In a report from the United States Census Bureau from 1941, that aimed to give a statistical, organizational and doctrinal overview of the religiosity in the United States, the bishops role is described as follows: "the bishop superintendent is in charge of all activities of a religious nature. He has authority to transfer or to remove members of the clergy for good and sufficient causes".

The bishop is the only person in the BCA that has the formal right to move and assign kaikyoshi-ministers to churches and temples. The ministers in question and the affected churches or temples has to agree to these decisions, however. The procedure of assigning a new minister to a temple may go as follows: the potential minister and his family visits the temple in question, and afterwards the members of the temple give their impressions/opinions on this minister to the bishop. The bishop then takes the formal decision of whether to assign this minister to the temple or not.

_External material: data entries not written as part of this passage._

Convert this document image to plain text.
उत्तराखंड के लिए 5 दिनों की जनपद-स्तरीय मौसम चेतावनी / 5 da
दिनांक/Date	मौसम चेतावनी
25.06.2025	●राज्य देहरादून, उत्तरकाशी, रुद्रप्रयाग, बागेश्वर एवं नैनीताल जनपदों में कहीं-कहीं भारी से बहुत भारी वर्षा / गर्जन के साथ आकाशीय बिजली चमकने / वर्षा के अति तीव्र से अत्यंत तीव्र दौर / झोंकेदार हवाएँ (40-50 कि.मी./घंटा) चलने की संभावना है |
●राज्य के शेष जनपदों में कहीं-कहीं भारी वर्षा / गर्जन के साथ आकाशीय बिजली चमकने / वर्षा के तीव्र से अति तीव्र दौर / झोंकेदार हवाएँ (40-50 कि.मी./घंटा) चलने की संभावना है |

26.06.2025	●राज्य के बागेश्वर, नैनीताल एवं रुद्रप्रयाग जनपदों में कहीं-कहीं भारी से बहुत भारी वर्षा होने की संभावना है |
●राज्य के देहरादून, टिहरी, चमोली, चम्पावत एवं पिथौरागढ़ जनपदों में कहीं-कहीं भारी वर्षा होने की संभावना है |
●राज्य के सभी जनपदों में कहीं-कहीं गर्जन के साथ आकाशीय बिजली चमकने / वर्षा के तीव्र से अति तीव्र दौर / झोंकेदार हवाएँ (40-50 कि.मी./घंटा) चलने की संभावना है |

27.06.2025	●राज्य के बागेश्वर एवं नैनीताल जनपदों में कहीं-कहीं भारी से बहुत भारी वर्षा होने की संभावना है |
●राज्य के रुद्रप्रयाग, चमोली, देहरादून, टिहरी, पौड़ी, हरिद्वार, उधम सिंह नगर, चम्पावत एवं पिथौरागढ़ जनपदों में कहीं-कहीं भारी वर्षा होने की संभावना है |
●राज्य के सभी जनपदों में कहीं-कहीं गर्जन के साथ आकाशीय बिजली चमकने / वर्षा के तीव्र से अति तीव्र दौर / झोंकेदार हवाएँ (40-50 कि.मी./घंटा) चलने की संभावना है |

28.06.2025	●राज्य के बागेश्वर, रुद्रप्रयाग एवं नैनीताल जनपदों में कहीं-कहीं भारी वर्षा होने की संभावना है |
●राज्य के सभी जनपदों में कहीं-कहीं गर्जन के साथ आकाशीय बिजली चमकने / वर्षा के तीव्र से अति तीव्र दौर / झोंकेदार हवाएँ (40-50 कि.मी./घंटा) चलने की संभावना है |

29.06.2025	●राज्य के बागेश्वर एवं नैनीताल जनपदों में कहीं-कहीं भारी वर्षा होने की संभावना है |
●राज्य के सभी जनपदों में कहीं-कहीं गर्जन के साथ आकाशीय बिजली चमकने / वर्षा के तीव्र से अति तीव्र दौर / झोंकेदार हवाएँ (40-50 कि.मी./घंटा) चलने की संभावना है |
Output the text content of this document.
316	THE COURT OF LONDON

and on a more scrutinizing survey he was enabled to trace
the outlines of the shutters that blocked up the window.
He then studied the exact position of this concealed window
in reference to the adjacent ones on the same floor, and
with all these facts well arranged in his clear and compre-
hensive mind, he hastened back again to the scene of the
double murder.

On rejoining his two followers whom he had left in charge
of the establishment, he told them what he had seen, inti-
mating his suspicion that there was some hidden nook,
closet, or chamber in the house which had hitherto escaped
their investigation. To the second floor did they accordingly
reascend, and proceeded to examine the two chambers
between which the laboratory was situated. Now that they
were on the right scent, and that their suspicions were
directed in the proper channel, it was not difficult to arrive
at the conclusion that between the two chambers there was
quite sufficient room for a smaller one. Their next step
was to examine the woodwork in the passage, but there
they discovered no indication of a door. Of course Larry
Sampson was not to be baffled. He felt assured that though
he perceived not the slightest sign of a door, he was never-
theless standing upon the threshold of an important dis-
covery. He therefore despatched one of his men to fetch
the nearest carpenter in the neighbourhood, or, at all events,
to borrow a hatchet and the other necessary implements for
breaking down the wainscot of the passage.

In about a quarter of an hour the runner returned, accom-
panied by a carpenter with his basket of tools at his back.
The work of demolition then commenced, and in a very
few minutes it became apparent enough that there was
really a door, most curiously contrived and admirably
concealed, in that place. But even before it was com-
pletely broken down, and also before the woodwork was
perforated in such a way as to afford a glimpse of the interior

The bishop also has the authority to conduct the kieshiki-ceremony, in English dubbed "Sarana Affirmation Ceremony". This ceremony/ritual is usually performed by the monshu, in which case the ceremony is called kikyoshiki. The first time a bishop conducted the kieshiki-ceremony was in April 1962, and BCA bishops have continued to do so since then. This ceremony/ritual entails lay persons taking refuge in The Three Jewels, the person(s) being given Dharma-names/Buddhist names (homyo), and a vow from the practitioner to follow the path of Jodo Shinshu Buddhism. As such, this can be described as a Jodo Shinshu-form of a Buddhist initiation ritual.